Consensus Hong Kong Conference Concludes
The Consensus Hong Kong 2026 conference concluded on February 12 after three days of programming focused on finance and digital assets. The event's second edition attracted 11,000 registered attendees from over 122 countries, serving as a major global forum for the crypto and blockchain industry.

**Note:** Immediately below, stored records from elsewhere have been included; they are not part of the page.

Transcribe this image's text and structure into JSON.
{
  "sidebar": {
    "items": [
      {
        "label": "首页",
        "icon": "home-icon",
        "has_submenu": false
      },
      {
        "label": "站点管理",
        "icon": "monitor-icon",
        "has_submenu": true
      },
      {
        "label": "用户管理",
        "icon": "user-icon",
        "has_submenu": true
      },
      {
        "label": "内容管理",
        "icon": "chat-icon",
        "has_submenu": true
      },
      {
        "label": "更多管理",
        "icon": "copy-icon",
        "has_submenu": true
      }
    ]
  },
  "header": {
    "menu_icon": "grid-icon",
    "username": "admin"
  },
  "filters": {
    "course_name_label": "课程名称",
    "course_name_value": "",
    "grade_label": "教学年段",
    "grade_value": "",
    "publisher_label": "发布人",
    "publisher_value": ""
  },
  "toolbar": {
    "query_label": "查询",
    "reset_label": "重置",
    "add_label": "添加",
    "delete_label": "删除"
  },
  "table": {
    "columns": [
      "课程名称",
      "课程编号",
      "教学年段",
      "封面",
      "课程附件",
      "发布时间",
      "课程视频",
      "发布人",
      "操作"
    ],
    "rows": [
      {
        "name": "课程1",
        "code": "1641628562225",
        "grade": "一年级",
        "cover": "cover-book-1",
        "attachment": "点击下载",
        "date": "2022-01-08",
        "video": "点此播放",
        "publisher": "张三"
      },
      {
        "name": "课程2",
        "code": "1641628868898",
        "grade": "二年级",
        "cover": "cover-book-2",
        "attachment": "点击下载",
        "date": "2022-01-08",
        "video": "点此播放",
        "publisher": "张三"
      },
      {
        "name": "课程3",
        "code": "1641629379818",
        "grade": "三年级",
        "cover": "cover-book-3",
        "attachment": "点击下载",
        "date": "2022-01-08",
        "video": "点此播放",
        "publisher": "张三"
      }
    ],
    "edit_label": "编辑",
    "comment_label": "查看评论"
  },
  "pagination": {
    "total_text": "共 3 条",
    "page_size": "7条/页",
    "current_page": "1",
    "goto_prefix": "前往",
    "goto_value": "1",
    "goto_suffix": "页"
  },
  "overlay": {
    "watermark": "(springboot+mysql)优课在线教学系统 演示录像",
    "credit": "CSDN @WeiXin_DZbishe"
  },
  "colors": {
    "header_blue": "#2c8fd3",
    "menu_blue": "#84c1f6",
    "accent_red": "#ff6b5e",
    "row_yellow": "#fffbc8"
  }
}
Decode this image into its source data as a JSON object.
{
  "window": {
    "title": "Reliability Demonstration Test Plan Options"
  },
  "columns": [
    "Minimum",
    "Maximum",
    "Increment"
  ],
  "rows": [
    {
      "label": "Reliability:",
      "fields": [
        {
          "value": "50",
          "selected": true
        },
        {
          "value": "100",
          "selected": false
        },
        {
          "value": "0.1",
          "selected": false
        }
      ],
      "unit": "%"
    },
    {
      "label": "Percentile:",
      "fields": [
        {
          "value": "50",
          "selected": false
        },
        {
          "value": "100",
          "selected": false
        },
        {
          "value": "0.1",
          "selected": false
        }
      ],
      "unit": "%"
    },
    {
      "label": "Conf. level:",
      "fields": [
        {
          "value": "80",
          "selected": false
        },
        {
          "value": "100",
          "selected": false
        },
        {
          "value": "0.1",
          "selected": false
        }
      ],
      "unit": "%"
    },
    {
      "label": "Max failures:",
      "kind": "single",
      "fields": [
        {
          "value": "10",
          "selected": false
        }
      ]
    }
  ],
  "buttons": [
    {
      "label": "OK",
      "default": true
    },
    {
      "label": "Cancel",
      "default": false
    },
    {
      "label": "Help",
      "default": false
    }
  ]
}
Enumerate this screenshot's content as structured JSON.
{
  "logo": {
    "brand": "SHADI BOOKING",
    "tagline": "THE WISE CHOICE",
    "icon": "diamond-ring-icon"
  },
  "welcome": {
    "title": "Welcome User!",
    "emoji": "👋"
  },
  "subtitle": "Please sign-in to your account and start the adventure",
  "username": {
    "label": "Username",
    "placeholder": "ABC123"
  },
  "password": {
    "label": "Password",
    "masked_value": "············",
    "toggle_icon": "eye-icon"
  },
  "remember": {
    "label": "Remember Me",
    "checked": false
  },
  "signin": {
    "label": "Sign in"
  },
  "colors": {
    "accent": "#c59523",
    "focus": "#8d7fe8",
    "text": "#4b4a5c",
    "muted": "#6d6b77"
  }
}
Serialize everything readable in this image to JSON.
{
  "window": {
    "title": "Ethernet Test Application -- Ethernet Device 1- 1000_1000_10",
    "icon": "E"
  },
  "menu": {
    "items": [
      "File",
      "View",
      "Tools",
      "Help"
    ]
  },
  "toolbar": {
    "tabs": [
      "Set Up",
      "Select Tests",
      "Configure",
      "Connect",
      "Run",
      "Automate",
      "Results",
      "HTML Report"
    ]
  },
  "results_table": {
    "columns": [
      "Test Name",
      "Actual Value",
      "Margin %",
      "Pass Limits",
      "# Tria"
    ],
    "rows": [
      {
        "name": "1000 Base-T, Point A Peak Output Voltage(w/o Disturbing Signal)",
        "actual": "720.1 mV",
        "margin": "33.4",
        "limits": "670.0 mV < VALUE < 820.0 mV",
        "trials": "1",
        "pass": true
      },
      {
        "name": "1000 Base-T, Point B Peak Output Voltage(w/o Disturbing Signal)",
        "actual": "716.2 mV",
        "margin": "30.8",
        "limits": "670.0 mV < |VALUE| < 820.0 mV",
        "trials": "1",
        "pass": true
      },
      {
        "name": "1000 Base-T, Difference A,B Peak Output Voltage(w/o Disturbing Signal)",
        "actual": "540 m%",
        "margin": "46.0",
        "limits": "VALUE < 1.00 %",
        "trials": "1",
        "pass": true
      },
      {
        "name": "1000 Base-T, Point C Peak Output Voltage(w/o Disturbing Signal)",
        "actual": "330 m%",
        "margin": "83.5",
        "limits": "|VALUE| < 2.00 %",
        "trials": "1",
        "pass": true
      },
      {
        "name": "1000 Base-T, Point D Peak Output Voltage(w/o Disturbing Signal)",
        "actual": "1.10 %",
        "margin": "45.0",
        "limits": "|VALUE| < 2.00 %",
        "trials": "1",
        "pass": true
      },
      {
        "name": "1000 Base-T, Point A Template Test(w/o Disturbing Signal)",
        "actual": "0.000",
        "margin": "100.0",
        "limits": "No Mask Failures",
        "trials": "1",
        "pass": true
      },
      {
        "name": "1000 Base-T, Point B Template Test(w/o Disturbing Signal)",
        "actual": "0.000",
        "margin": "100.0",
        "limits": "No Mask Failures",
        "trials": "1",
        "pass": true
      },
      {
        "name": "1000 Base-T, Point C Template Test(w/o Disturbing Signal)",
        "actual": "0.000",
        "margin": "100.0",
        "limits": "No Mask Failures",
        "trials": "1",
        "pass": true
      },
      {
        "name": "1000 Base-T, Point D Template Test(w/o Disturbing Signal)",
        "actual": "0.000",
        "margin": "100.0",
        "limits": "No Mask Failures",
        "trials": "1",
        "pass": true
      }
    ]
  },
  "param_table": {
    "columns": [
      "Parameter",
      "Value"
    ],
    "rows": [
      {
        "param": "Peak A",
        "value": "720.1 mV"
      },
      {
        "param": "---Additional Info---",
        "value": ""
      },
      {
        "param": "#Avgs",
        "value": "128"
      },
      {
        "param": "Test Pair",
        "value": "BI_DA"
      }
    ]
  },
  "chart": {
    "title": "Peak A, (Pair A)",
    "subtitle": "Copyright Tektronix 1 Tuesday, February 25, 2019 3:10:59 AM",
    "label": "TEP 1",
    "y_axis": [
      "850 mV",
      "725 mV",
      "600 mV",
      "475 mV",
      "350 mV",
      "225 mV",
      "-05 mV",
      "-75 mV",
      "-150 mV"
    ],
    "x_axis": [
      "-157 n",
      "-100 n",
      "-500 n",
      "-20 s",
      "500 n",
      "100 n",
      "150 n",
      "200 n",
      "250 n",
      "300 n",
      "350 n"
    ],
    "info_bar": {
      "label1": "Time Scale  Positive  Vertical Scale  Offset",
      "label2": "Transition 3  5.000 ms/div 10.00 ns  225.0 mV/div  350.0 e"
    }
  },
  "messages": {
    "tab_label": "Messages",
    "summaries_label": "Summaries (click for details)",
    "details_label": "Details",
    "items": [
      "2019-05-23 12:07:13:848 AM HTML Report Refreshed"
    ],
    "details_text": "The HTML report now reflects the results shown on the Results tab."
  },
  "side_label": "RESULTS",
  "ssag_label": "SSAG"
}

- Hong Kong's Securities and Futures Commission (SFC) used the event to announce a new framework allowing licensed platforms to offer crypto perpetual contracts to professional investors and to permit brokers to provide crypto margin financing using assets like Bitcoin and Ether as collateral. - A key theme was the tokenization of real-world assets (RWAs), with speakers from J.P. Morgan and Securitize discussing the shift from proofs-of-concept to live deployment for on-chain government bonds and money market funds. - Financial Secretary Paul Chan revealed that Hong Kong banks now hold over HK$14 billion in digital assets under custody, a 180% year-over-year increase, and have begun offering tokenized deposit services that reached HK$29 billion by the end of last year. - Panel discussions on institutional strategy in Asia noted a significant shift from direct, speculative crypto exposure to more cautious, market-neutral yield strategies that utilize regulated structures like ETFs and stablecoins. - The practical application of AI in financial services was a major focus, with the conference's hackathon winners developing tools like an AI-powered portfolio manager and an AI agent for securely managing health data on-chain. - Underscoring a push for stablecoin-based payment infrastructure, the Hong Kong Monetary Authority is actively reviewing 36 applications for stablecoin issuer licenses and expects to grant the first batch in March 2026. - Sessions on digital identity explored the use of Zero-Knowledge Proofs (ZKPs) and Self-Sovereign Identity (SSI) as foundational infrastructure required to enable confidential transactions at institutional scale. - Speakers from Aptos Labs and Circle highlighted that stablecoin adoption in emerging Asian markets is being driven by utility in cross-border trade, where they solve for fragmented payment rails and high currency risk for small businesses.